I felt Teddy’s burdens as he tried to hold it all together. I felt his stress and heartache. This was one of those books that had you laughing one minute and then had your heart being squished. This is a young adult book, but I am telling you that adults will enjoy this book just as much. I definitely recommend it to my friends and anyone else that loves historical fiction.

Is it Chance or God's hand Working "Little" Miracles in Our Lives?

Review Redux:

5.0 out of 5 stars Growing Up Fast with a Serious Dose of Faith in this story, March 1, 2012
By 
This review is from: The Priest and the Peaches (Kindle Edition)

Growing up, I rarely saw a title that appealed to me and had any connection to my Catholic faith. This novel just might fill that type of void for any Catholics from middle school on up. The reader meets the Peach family, already suffering from the lost of their mother and grandmother. Now the children become orphans after their father’s unexpected death. This particular novel follows them through the first week or so after their father’s death. While there are plenty of ‘heavy’ topics broached (e.g. how to pay the bills), Mr. Peterson has thrown in a decent share of levity.

I have to say that this book was quite enjoyable on many levels. Seeing how God’s Hand was present throughout the trials experienced by the Peach family was fantastic. I believe we often miss those little miracles in our lives, possibly just writing them off to `chance.’ But, through the conversations and strings of consciousness for the characters, you can fully appreciate just how well God will take care of us so long as we are willing to accept it.

….Taken from my full review on Day by Day in Our World

Review Reprint; "I challenge you to read this book, Dare to look inside yourself—"

4.0 out of 5 stars Very Well Written, February 13, 2012
This review is from: The Priest and the Peaches (Kindle Edition)

This book is more than a story to be read… it holds lessons on life, love and happiness that we could all stand to revisit. What I found amazing as I read the story, only covers one week in the life of the Peach children. That one week, seven measly days, just so happened to be kicked off with the untimely death of a father they came to realize they barely knew.

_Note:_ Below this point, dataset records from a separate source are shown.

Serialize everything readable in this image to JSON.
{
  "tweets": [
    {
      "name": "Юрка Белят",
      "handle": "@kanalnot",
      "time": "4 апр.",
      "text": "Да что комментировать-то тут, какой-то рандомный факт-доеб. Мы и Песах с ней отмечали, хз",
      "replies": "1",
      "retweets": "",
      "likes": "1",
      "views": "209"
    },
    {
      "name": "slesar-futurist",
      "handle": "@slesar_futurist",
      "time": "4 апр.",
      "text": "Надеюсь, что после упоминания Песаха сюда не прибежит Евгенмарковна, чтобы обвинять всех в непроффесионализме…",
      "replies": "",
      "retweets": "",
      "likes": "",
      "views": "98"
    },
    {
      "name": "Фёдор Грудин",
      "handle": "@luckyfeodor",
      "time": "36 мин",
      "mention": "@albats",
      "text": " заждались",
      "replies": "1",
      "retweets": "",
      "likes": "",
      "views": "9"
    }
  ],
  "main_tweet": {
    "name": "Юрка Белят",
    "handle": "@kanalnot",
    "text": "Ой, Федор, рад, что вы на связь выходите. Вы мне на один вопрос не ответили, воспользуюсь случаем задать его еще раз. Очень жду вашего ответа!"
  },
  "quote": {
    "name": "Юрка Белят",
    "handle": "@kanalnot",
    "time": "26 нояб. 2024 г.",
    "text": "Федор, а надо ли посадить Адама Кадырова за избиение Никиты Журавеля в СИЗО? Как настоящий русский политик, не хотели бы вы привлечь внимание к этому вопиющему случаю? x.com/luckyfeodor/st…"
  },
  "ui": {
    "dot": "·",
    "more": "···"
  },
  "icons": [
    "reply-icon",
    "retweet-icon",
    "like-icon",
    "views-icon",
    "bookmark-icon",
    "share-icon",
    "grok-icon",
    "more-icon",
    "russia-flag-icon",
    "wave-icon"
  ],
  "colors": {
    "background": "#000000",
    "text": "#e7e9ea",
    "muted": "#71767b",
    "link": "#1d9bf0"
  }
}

I like to consider myself a good Christian, but books like The Priest and the Peaches that have significant religious themes often make me uncomfortable. To be honest, I briefly thought of declining the request for a review. While the religious aspects of the story did have me squirming in my seat and uncomfortable, I am very glad I read this book. I not only learned about the emotional roller coaster the Peach children road the seven days just after their father passed, I learned a lot about myself.

I learned I need to take a deep breath and try to not let my pride get in the way, I learned that everything and I mean everything happens for a reason. Don’t get me wrong, I sort of knew these things about myself already but something about the Peach children and the other characters that populate their world has moved me in such a way that I can’t exactly explain.

I challenge you to read this book, I challenge you to not learn that something that will at least have you thinking for a second longer in the future. I dare you to look inside yourself and really think about whether you might misjudge a character in your life like Peach children were misjudged (and the people the Peach children misjudged). I challenge you to do more than acknowledge your neighbor, I challenge you to L-Y-N. Want to know exactly what I am talking about? Read the book.